Marriage agents that match couples are legal and accepted practice in China, and transnational marriages have become increasingly common. However, Chinese law bans marriage agencies from introducing foreign brides to deter trafficking.
Along China's porous southeastern borders, smugglers lure women by pretending to be attractive men on social media and flirting with them, or by promising well-paid jobs in hotels or restaurants, as in one case The Associated Press reported last year. When they cross the border, smugglers often drug the women, take money, phones and identifying documents, and drive them farther into China.
Trafficked women end up isolated in rural villages, most unable to speak with anyone around them due to language barriers. Disoriented and cut off from family back home, they struggle to get help.
China signed a memorandum with Myanmar, Vietnam, Cambodia, Laos and Thailand in 2004 to cooperate on anti-trafficking efforts across Southeast Asia. The recent crackdown from July to December of last year involved police from the six countries. Most of the cases involved Vietnamese and Cambodian women.
The joint raids are an encouraging sign that trafficking is being taken more seriously, says Mimi Vu, director of advocacy at Pacific Links, a group that helps trafficked Vietnamese women.

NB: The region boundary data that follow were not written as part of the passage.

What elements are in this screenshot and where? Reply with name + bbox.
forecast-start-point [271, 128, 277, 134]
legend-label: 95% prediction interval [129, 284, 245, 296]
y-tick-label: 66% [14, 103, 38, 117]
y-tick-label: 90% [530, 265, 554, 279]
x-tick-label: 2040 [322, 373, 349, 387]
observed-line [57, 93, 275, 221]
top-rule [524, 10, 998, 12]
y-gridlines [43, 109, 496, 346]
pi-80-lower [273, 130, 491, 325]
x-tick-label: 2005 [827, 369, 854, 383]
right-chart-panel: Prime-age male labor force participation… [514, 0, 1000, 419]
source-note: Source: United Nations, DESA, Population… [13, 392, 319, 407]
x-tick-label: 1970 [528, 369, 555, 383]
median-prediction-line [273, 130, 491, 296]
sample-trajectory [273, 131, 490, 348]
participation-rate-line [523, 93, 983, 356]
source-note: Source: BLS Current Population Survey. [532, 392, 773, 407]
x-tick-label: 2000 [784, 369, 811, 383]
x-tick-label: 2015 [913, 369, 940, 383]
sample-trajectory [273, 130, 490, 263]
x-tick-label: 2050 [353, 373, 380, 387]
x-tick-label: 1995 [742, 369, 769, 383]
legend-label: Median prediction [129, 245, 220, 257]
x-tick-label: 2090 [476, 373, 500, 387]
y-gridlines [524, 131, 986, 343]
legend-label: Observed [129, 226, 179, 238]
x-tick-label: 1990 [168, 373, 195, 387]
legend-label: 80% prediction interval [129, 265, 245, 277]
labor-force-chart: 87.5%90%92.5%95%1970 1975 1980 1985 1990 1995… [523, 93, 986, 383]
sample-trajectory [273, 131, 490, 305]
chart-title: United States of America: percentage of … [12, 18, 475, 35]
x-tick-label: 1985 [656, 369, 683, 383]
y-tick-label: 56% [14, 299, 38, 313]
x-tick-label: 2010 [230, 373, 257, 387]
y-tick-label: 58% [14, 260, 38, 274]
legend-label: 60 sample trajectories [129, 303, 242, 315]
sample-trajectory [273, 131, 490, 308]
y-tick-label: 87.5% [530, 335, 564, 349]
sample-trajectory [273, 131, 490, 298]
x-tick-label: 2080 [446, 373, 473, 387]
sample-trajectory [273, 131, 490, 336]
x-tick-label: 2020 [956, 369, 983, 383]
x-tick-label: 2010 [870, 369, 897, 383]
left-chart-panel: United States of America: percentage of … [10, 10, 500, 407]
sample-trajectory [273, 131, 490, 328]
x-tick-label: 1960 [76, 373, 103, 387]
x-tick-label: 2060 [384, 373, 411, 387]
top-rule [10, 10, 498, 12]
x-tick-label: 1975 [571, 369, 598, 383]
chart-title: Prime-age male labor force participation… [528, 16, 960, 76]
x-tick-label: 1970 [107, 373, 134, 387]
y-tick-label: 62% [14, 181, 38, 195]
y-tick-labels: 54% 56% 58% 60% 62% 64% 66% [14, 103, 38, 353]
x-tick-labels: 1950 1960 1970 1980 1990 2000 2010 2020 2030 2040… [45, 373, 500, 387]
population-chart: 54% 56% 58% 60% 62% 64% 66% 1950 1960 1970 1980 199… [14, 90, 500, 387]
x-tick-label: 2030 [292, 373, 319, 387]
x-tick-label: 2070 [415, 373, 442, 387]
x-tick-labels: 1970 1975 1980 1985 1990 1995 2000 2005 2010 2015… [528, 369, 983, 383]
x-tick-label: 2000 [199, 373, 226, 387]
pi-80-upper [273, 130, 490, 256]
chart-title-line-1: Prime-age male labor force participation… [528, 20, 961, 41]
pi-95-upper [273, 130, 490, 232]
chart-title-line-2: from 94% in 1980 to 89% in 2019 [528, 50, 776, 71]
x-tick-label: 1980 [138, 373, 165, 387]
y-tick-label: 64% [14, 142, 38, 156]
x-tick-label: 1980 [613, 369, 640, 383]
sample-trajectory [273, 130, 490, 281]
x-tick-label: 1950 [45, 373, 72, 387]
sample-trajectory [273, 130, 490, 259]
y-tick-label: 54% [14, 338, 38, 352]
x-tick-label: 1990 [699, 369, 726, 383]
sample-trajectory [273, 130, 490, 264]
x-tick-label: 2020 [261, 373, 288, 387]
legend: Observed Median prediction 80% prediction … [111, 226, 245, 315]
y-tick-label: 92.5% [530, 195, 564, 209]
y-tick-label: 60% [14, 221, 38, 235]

"Cooperation is a lynchpin of the success of police raids," Vu said. "It's key... that the Chinese police weren't going in blindly, they had information on the missing victims and where they could be found."
China has established eight liaison offices that coordinate with police in neighboring Myanmar, Vietnam and Laos to combat trafficking and return abducted women to their home countries, according to Chen Shiqu, a deputy director at the Ministry of Public Security. Chen also said China has stepped up border patrols and inspections to catch smugglers.
Advocacy groups outside China say Chinese police are responsive to trafficking cases once they're notified. However, enforcement can be spotty, with reports of officers failing to take action because of language barriers or concern over getting buyers and agents into trouble.
Advocates say another challenge is Beijing's harsh restrictions on independent activists and organizations, choking off a potential avenue of support for trafficked women. Unlike many other trafficking destinations, women in China have few options to get help other than the police, especially those who choose to stay in China because they gave birth to children there. Some women escape their captors through networks of underground activists who operate in secret to avoid notice from Chinese authorities.
Vu says broader changes are needed to stem trafficking, such as greater public awareness, more social services and openness to working with advocacy groups both to provide more support for victims and to reduce demand for brides.
"Law enforcement plays a part in it, but it's not just about finding victims," Vu said. "If there was less demand, we wouldn't have this trade."